Появился фруктовый сад, наливавшийся яблоневым цветом. Небольшую
терраску, где сидела и пряла Моравик, а я играл у ее ног, окружала молодая
зеленая трава. Здесь я перебрался ночью через дворцовую стену. Вот кривая
яблоня, к которой я привязывал Астера. Стену разрушили, и в проеме
виднелась жесткая трава. Этим путем я бежал в ту ночь из своей комнаты,
оставив за собой погребальный костер и Сердика. Я остановил кобылу и
перегнулся, всматриваясь. Да, в ту ночь я чисто сработал. Пристройки
исчезли вместе с моей комнатой и частью внешнего двора. Конюшня стояла на
месте. Пожар ее не тронул. Обе части колоннады разрушились и были
отстроены заново в современном стиле, не имевшем никакого отношения к
прошлому. Крупные неотесанные камни, здание грубых форм, квадратные
столбы, несущие деревянную крышу, квадратные глубокие окна. Смотрелось
безобразно и неуютно. Единственным достоинством было то, что здание
являлось хорошим укрытием от непогоды. С таким же успехом, подумал я,
усаживаясь в седло и трогая лошадь, можно жить в пещере.

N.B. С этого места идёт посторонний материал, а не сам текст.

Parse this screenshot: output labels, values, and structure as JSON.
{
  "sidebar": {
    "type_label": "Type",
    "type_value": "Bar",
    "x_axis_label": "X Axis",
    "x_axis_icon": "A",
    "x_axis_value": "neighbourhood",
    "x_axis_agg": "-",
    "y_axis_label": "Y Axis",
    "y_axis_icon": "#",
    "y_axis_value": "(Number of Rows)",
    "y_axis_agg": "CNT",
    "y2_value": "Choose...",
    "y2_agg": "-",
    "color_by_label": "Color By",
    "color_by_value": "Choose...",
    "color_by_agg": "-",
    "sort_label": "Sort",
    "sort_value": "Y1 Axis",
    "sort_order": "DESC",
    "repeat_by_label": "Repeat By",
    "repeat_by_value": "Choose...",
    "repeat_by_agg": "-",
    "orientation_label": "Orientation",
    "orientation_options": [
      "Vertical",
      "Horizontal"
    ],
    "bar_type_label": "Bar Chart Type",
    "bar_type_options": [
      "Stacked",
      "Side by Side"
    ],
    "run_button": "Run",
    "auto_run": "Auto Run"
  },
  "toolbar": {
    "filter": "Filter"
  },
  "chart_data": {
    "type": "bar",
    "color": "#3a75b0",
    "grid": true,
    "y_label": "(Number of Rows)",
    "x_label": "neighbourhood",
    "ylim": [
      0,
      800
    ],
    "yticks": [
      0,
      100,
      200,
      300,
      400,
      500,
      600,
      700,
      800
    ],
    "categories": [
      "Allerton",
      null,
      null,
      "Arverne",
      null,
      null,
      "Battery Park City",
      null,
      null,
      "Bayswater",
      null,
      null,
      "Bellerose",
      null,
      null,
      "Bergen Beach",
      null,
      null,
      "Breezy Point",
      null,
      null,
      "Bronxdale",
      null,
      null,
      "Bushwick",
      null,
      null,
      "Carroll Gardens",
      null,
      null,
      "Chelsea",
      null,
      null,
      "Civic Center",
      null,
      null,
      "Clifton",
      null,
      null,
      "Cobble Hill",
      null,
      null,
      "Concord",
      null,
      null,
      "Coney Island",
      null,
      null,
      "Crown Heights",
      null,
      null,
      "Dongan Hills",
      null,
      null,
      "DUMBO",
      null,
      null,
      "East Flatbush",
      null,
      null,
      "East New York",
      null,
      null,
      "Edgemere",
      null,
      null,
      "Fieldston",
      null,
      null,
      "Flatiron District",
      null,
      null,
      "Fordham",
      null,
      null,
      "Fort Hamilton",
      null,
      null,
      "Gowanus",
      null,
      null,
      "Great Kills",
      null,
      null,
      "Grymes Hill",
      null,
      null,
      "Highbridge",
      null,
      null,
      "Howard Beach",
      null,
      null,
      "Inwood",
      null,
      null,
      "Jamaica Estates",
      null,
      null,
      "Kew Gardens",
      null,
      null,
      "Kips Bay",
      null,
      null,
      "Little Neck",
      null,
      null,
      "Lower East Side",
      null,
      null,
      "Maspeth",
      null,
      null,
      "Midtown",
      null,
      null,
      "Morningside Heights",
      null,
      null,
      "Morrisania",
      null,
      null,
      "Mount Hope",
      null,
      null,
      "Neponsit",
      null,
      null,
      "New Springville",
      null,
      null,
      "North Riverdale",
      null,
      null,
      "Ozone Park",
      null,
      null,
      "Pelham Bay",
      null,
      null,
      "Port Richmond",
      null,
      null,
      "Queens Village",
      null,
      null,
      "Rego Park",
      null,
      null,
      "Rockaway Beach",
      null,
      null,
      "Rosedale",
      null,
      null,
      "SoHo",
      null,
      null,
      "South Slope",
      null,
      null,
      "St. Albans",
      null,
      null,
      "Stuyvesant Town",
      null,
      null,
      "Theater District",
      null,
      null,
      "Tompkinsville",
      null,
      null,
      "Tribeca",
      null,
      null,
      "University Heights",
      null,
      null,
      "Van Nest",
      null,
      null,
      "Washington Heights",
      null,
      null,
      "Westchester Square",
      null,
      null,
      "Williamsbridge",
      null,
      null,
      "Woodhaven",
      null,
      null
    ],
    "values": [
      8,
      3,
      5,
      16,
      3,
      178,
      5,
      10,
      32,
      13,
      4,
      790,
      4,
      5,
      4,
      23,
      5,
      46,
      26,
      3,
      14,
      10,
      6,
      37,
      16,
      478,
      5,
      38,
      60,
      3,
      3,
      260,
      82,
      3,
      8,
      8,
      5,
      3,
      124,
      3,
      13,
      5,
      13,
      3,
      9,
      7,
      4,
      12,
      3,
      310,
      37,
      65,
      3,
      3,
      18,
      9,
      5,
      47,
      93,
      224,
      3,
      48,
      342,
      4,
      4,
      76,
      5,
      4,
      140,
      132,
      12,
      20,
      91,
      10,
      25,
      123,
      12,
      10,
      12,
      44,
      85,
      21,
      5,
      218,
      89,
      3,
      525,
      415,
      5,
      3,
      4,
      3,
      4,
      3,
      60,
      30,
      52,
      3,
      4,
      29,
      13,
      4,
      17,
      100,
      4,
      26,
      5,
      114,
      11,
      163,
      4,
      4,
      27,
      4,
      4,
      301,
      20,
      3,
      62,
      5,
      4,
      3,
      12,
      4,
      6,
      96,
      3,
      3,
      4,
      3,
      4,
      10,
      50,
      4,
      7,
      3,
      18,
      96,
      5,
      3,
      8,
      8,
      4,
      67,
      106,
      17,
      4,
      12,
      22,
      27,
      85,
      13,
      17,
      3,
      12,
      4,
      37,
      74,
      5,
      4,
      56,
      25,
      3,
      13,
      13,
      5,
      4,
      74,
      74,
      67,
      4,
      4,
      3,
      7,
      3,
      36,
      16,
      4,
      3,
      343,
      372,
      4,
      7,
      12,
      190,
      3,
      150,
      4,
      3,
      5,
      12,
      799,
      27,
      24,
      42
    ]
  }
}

- Чему ты улыбаешься? - спросил Кадал.
- Каким я стал римлянином. Смешно, но мой дом теперь не здесь. И
сказать честно, по-моему, не в Малой Британии.
- Где же тогда?
- Не знаю. Там, где Граф. Это точно. Когда-нибудь им станет это
место.
Я кивнул на старые римские казармы за дворцом. Они лежали в
развалинах и выглядели опустевшими. К лучшему, подумал я. По крайней мере
Амброзиусу не придется за них сражаться. Дайте Утеру двадцать четыре часа,
и место это станет как новенькое. А вот и монастырь Святого Петра, его не
тронули ни пожар, ни война.
- Знаешь что? - обратился я к Кадалу, когда мы миновали монастырскую
стену и направились по тропинке к мельнице. - Если где у меня и есть дом,
так это пещера Галапаса.
- Звучит отнюдь не по-римски, - заметил Кадал. - Дай мне хорошую
таверну, открытую в любой день, приличную постель и немного баранины на
пропитание и можешь оставить себе все пещеры на свете.